Database (DB) Definition
A database is a collection of information that is organized so that it can be easily accessed, managed and updated.
Data is organized into rows, columns and tables, and it is indexed to make it easier to find relevant information. Data gets updated, expanded and deleted as new information is added. Databases process workloads to create and update themselves, querying the data they contain and running applications against it.
Computer databases typically contain aggregations of data records or files, such as sales transactions, product catalogs and inventories, and customer profiles.
Typically, a database manager provides users with the ability to control read/write access, specify report generation and analyze usage. Some databases offer ACID (atomicity, consistency, isolation and durability) compliance to guarantee that data is consistent and that transactions are complete.
Databases are prevalent in large mainframe systems, but are also present in smaller distributed workstations and midrange systems, such as IBM’s AS/400 and personal computers.
Evolution of databases
Databases have evolved since their inception in the 1960s, beginning with hierarchical and network databases, through the 1980s with object-oriented databases, and today with SQL and NoSQL databases and cloud databases.

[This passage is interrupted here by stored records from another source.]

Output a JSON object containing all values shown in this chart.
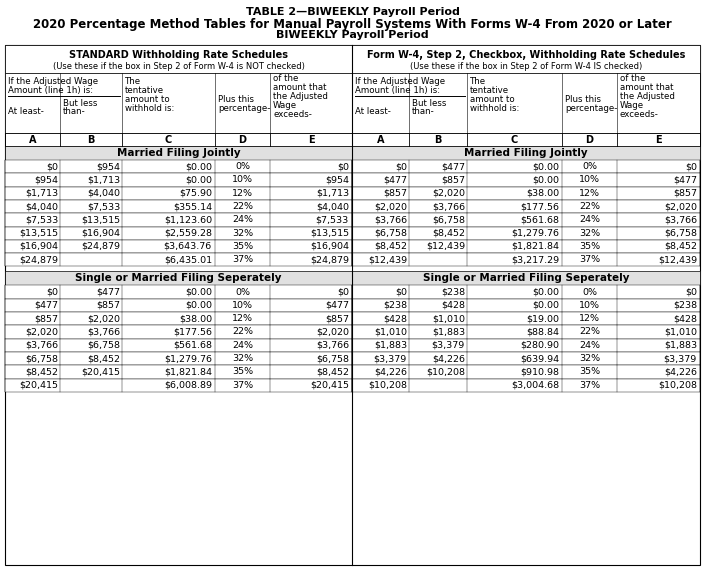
{
  "title1": "TABLE 2—BIWEEKLY Payroll Period",
  "title2": "2020 Percentage Method Tables for Manual Payroll Systems With Forms W-4 From 2020 or Later",
  "title3": "BIWEEKLY Payroll Period",
  "left_header1": "STANDARD Withholding Rate Schedules",
  "left_header2": "(Use these if the box in Step 2 of Form W-4 is NOT checked)",
  "left_header2_bold": "NOT",
  "right_header1": "Form W-4, Step 2, Checkbox, Withholding Rate Schedules",
  "right_header2": "(Use these if the box in Step 2 of Form W-4 IS checked)",
  "right_header2_bold": "IS",
  "col_letters": [
    "A",
    "B",
    "C",
    "D",
    "E"
  ],
  "married_label": "Married Filing Jointly",
  "single_label": "Single or Married Filing Seperately",
  "left_married": [
    [
      "$0",
      "$954",
      "$0.00",
      "0%",
      "$0"
    ],
    [
      "$954",
      "$1,713",
      "$0.00",
      "10%",
      "$954"
    ],
    [
      "$1,713",
      "$4,040",
      "$75.90",
      "12%",
      "$1,713"
    ],
    [
      "$4,040",
      "$7,533",
      "$355.14",
      "22%",
      "$4,040"
    ],
    [
      "$7,533",
      "$13,515",
      "$1,123.60",
      "24%",
      "$7,533"
    ],
    [
      "$13,515",
      "$16,904",
      "$2,559.28",
      "32%",
      "$13,515"
    ],
    [
      "$16,904",
      "$24,879",
      "$3,643.76",
      "35%",
      "$16,904"
    ],
    [
      "$24,879",
      "",
      "$6,435.01",
      "37%",
      "$24,879"
    ]
  ],
  "right_married": [
    [
      "$0",
      "$477",
      "$0.00",
      "0%",
      "$0"
    ],
    [
      "$477",
      "$857",
      "$0.00",
      "10%",
      "$477"
    ],
    [
      "$857",
      "$2,020",
      "$38.00",
      "12%",
      "$857"
    ],
    [
      "$2,020",
      "$3,766",
      "$177.56",
      "22%",
      "$2,020"
    ],
    [
      "$3,766",
      "$6,758",
      "$561.68",
      "24%",
      "$3,766"
    ],
    [
      "$6,758",
      "$8,452",
      "$1,279.76",
      "32%",
      "$6,758"
    ],
    [
      "$8,452",
      "$12,439",
      "$1,821.84",
      "35%",
      "$8,452"
    ],
    [
      "$12,439",
      "",
      "$3,217.29",
      "37%",
      "$12,439"
    ]
  ],
  "left_single": [
    [
      "$0",
      "$477",
      "$0.00",
      "0%",
      "$0"
    ],
    [
      "$477",
      "$857",
      "$0.00",
      "10%",
      "$477"
    ],
    [
      "$857",
      "$2,020",
      "$38.00",
      "12%",
      "$857"
    ],
    [
      "$2,020",
      "$3,766",
      "$177.56",
      "22%",
      "$2,020"
    ],
    [
      "$3,766",
      "$6,758",
      "$561.68",
      "24%",
      "$3,766"
    ],
    [
      "$6,758",
      "$8,452",
      "$1,279.76",
      "32%",
      "$6,758"
    ],
    [
      "$8,452",
      "$20,415",
      "$1,821.84",
      "35%",
      "$8,452"
    ],
    [
      "$20,415",
      "",
      "$6,008.89",
      "37%",
      "$20,415"
    ]
  ],
  "right_single": [
    [
      "$0",
      "$238",
      "$0.00",
      "0%",
      "$0"
    ],
    [
      "$238",
      "$428",
      "$0.00",
      "10%",
      "$238"
    ],
    [
      "$428",
      "$1,010",
      "$19.00",
      "12%",
      "$428"
    ],
    [
      "$1,010",
      "$1,883",
      "$88.84",
      "22%",
      "$1,010"
    ],
    [
      "$1,883",
      "$3,379",
      "$280.90",
      "24%",
      "$1,883"
    ],
    [
      "$3,379",
      "$4,226",
      "$639.94",
      "32%",
      "$3,379"
    ],
    [
      "$4,226",
      "$10,208",
      "$910.98",
      "35%",
      "$4,226"
    ],
    [
      "$10,208",
      "",
      "$3,004.68",
      "37%",
      "$10,208"
    ]
  ],
  "bg_section": "#e0e0e0",
  "bg_white": "#ffffff"
}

In one view, databases can be classified according to content type: bibliographic, full text, numeric and images. In computing, databases are sometimes classified according to their organizational approach. There are many different kinds of databases, ranging from the most prevalent approach, the relational database, to a distributed database, cloud database or NoSQL database.
Relational database
A relational database, invented by E.F. Codd at IBM in 1970, is a tabular database in which data is defined so that it can be reorganized and accessed in a number of different ways.
The Structured Query Language (SQL) is the standard user and application program interface for a relational database. Relational databases are easy to extend, and a new data category can be added after the original database creation without requiring that you modify all the existing applications.
Distributed database
A distributed database is a database in which portions of the database are stored in multiple physical locations, and in which processing is dispersed or replicated among different points in a network.
Distributed databases can be homogeneous or heterogeneous. All the physical locations in a homogeneous distributed database system have the same underlying hardware and run the same operating systems and database applications. The hardware, operating systems or database applications in a heterogeneous distributed database may be different at each of the locations.
Cloud database
A cloud database is a database that has been optimized or built for a virtualized environment, either in a hybrid cloud, public cloud or private cloud. Cloud databases provide benefits such as the ability to pay for storage capacity and bandwidth on a per-use basis, and they provide scalability on demand, along with high availability.
A cloud database also gives enterprises the opportunity to support business applications in a software-as-a-service deployment.
NoSQL database
NoSQL databases are useful for large sets of distributed data.
NoSQL databases are effective for big data performance issues that relational databases aren’t built to solve. They are most effective when an organization must analyze large chunks of unstructured data or data that’s stored across multiple virtual servers in the cloud.
Object-oriented database
Items created using object-oriented programming languages are often stored in relational databases, but object-oriented databases are well-suited for those items.
An object-oriented database is organized around objects rather than actions, and data rather than logic. For example, a multimedia record in a relational database can be a definable data object, as opposed to an alphanumeric value.
Graph database
A graph-oriented database, or graph database, is a type of NoSQL database that uses graph theory to store, map and query relationships. Graph databases are basically collections of nodes and edges, where each node represents an entity, and each edge represents a connection between nodes.
Graph databases are growing in popularity for analyzing interconnections. For example, companies might use a graph database to mine data about customers from social media.
Accessing the database: DBMS and RDBMS
A database management system (DBMS) is a type of software that allows you to define, manipulate, retrieve and manage data stored within a database.
A relational database management system (RDBMS) is a type of database management software that was developed in the 1970s, based on the relational model, and is still the most popular way to manage a database.
Microsoft SQL Server, Oracle Database, IBM DB2 and MySQL are the top RDBMS products available for enterprise users. DBMS technologies began in the 1960s to support hierarchical databases, and they include IBM’s Information Management System and CA’s Integrated Database Management System.